Le 8 mars, l’Europe célèbre la Journée internationale des droits des femmes : rapports, déclarations, conférences, etc. La circonstance pour les institutions de mettre en avant leur travail en matière d’égalité hommes-femmes, sans forcément risquer faire référence aux vieux dossiers qui n’avancent pas.
Bien sûr, des choses sont faites partout dans l’Union européenne : une nouvelle législation vient d’être optée sur le congé parental et le congé de paternité. Mais d’autres, réciproquement, prennent la poussière dans les tiroirs des institutions. C’est le cas d’un projet de règle de 2012 visant à assurer la présence de 40 % de femmes dans les conseils d’administration des sociétés cotées en Bourse, qui prévoit qu’en présence de candidats à qualifications égales, priorité doit être accordée au candidat du sexe sous-représenté. Un palier largement dépassé par la France (44 %), grâce notamment à sa loi du 28 juillet 2011, mais que tous les autres Etats membres peinent à atteindre (avec moins de 10 % pour l’Estonie et la Grèce).
Blocage d’une dizaine d’Etats membres
En présentant sa proposition en 2012, la Commission avait insisté sur la nécessité de ne pas perdre de temps, puisque, « au rythme actuel, quarante années seraient nécessaires pour parvenir à réduire les différences actuelles ». Or, sept ans ont passé. Mais une dizaine d’Etats membres – assez pour bloquer la proposition – s’y opposent. La Commission de Jean-Claude Juncker, soutenue par le Parlement, refuse de retirer son texte. Mais rien n’est sûr pour celle qui la remplacera.
Autre exemple, qui concerne le cœur des institutions : la formation sur la prévention du harcèlement, y compris sexuel, au Parlement européen. Elle bénéficie en théorie du soutien des députés.

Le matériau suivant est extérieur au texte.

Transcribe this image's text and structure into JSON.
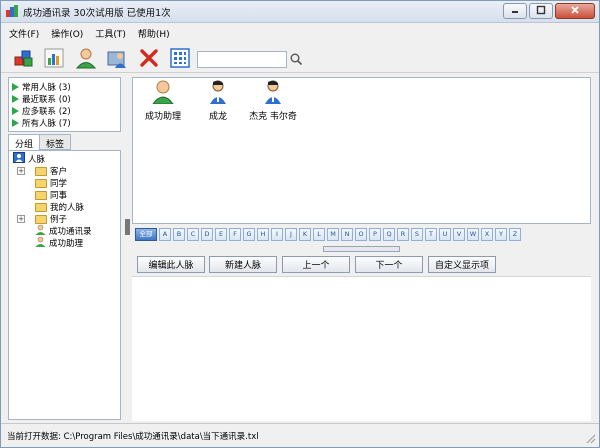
{
  "window": {
    "title": "成功通讯录 30次试用版 已使用1次",
    "minimize_icon": "minimize-icon",
    "maximize_icon": "maximize-icon",
    "close_icon": "close-icon"
  },
  "menu": {
    "items": [
      "文件(F)",
      "操作(O)",
      "工具(T)",
      "帮助(H)"
    ]
  },
  "toolbar": {
    "buttons": [
      "add-contacts-icon",
      "chart-icon",
      "person-icon",
      "import-icon",
      "delete-icon",
      "grid-view-icon"
    ],
    "search_value": "",
    "search_icon": "search-icon"
  },
  "recent": {
    "items": [
      "常用人脉 (3)",
      "最近联系 (0)",
      "应多联系 (2)",
      "所有人脉 (7)"
    ],
    "accent": "#2da64a"
  },
  "tabs": {
    "items": [
      "分组",
      "标签"
    ],
    "active": "分组"
  },
  "tree": {
    "root": "人脉",
    "children": [
      {
        "label": "客户",
        "expandable": true
      },
      {
        "label": "同学",
        "expandable": false
      },
      {
        "label": "同事",
        "expandable": false
      },
      {
        "label": "我的人脉",
        "expandable": false
      },
      {
        "label": "例子",
        "expandable": true
      },
      {
        "label": "成功通讯录",
        "expandable": false,
        "type": "person"
      },
      {
        "label": "成功助理",
        "expandable": false,
        "type": "person"
      }
    ]
  },
  "contacts": [
    {
      "name": "成功助理",
      "icon": "assistant-avatar-icon"
    },
    {
      "name": "成龙",
      "icon": "person-avatar-icon"
    },
    {
      "name": "杰克 韦尔奇",
      "icon": "person-avatar-icon"
    }
  ],
  "alphabet": {
    "all_label": "全部",
    "letters": [
      "A",
      "B",
      "C",
      "D",
      "E",
      "F",
      "G",
      "H",
      "I",
      "J",
      "K",
      "L",
      "M",
      "N",
      "O",
      "P",
      "Q",
      "R",
      "S",
      "T",
      "U",
      "V",
      "W",
      "X",
      "Y",
      "Z"
    ]
  },
  "actions": {
    "edit": "编辑此人脉",
    "new": "新建人脉",
    "prev": "上一个",
    "next": "下一个",
    "custom": "自定义显示项"
  },
  "status": {
    "text": "当前打开数据: C:\\Program Files\\成功通讯录\\data\\当下通讯录.txl"
  }
}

Ils ont pourtant refusé, en février, de la rendre obligatoire dans leur règlement intérieur, lors d’un vote à bulletin secret. Cette formation est pourtant défendue depuis plusieurs années par MeTooEP, un ensemble de travailleurs du Parlement européen actifs contre le harcèlement sexuel. Il a donc fait circuler une déclaration d’engagement contre le harcèlement sexuel faisant référence à cette formation. Ladite proclamation s’adresse aux députés et aux candidats députés à l’approche des élections européennes, mais demeurera valable ensuite. Et pas uniquement le 8 mars.